A RESTORATION project to save one of the region’s most important historic buildings from ruin has won a major national award for Curtis Painting Group.
The industrial and commercial painting business has been named Supreme Winner of the Johnstone’s Painter of the Year competition for its work in bringing the world heritage site of Burton Manor, in Wirral’s Burton Village, back to its former glory.
The company, which also received a separate accolade as winner of the awards’ Restoration category, faced competition from projects on some of the most iconic buildings and prestigious residential, retail, education and leisure projects in the UK.

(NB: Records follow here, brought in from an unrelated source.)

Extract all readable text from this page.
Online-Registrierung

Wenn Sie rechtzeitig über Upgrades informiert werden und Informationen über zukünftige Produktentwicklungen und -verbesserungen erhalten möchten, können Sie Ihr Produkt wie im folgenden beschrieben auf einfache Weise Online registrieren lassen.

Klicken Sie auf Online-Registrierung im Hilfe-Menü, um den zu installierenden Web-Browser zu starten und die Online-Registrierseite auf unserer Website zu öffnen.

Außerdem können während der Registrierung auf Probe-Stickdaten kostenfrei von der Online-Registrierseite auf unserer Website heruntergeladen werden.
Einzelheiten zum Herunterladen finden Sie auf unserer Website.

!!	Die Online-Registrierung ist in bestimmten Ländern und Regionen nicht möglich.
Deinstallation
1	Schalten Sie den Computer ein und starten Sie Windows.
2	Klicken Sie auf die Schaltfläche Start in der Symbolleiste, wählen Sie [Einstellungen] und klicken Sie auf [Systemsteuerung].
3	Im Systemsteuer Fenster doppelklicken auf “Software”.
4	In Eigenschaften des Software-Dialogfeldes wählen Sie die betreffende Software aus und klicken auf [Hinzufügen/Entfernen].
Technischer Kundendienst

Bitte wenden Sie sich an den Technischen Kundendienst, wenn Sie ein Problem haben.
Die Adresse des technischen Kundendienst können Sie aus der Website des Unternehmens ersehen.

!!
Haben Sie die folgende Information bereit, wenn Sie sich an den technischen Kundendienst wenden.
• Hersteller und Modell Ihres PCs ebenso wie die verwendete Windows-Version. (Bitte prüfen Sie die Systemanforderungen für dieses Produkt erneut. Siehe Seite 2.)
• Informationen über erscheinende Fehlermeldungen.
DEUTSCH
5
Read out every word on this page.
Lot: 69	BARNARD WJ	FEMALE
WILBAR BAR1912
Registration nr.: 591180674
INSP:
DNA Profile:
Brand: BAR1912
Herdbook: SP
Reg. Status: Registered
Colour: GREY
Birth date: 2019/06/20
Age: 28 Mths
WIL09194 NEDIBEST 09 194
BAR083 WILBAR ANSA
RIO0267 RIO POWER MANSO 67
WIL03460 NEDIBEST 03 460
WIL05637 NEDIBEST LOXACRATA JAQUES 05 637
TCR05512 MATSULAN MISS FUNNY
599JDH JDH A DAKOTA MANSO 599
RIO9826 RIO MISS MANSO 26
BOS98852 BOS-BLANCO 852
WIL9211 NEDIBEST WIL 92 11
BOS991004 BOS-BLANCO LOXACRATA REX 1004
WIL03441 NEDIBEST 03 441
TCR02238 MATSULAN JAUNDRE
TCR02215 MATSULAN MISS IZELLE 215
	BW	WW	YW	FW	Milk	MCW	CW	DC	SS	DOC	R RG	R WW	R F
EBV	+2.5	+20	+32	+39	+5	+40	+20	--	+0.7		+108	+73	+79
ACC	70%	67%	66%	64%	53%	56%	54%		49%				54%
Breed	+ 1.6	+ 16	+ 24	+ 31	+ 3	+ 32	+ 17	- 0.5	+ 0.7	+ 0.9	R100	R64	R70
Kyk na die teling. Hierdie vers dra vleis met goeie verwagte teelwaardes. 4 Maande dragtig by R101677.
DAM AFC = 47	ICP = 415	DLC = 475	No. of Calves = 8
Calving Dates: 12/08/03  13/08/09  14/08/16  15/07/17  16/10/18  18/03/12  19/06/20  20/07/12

Due to the coronavirus crisis, judging in this year’s Johnstone’s Painter of the Year Awards was done in an online vote by professionals across the country’s industrial and commercial painting sectors.
Curtis Painting Group was chosen not only because of the quality of its work on Burton Manor but also by its teams’ restoration skills and commitment to breathing new life into the Grade II listed building which, apart from being the national headquarters of technical and engineering recruitment business Russell Taylor, is a hub of community activity for residents of Burton Village.
Managing director Gary Owen described the company being named Painter of the Year as the “ultimate accolade”.
He said: “Voting to affirm us as Supreme Winner of the competition was done by our industry peers, industrial and commercial painting professionals who are themselves involved in diverse high-profile projects all over the country. To be judged by them is the ultimate accolade for us - there can’t be anything greater.
“Work to restore the Burton Manor heritage site has also been a massive privilege for us, knowing we have contributed to making this extremely complex project a reality.
“It was a building with great history but a place that for many years no one wanted. Within an inch of ruin – it was borderline beyond repair - it’s now back to its former glory, is a wonderful place to work and once again a valued community resource.”
Burton Manor, which was given world heritage status in 1974, is the former family home of Henry Neville Gladstone, son of Prime Minister William Gladstone. It had been disused since 2011 and its previous owner, Liverpool City Council, which has run it as a residential adult educational college, put the building up for sale three years later. However, unsuccessful attempts to purchase and develop led to the deterioration of the house and its grounds, with fears of complete ruin.
The property was bought by a local developer two years ago who gained planning permission to convert the building into office space for Russell Taylor’s new national headquarters.
Curtis Painting Group’s contracts manager Dave McCormick said key to the success of the entire project was the minute attention to detail paid by their specialist painters who worked with meticulous precision on the restoration of the once almost derelict building - all completed within the client’s 12-month timescale.
Achieving the desired result called for an elegant yet bold colour scheme in tune with the manor’s original features. An eye to simplicity allowed stained glass windows, fireplaces and ornate staircases to dominate and take centre stage.
Dave said: “We knew a massive job awaited us, starting with treating dry rot infestation - which was extensive and dangerous - and the renewal of many original Georgian features such as mouldings, delicate plasterwork and fireplaces, all in their spectacular settings including a grand entrance, ornate staircases, orangery, billiards room, library, music room and internal courtyard.
“Added to this was the restoration of an existing café - for staff use as well as for the local community - along with a number of newly-created small artisan shops.
“Although some of the restorative painting, exterior and interior, had been done prior to staff moving in to the building, we still needed to work to exceptionally tight timescales to make sure there was minimum disruption to the business. Coupled with these pressures were the stringent English Heritage principles we had to comply with and our consideration for residents of a close-knit village community so they would be disturbed as little as possible.
“The expertise of 10 of our painters and two apprentices, working as part of an 80-strong team including joiners, plasterers and electricians, has now brought the Burton Manor conservation dream to reality.
“It’s been a wonderful experience to have been such an important part of the building’s transformation and to see it beautifully preserved for future generations.”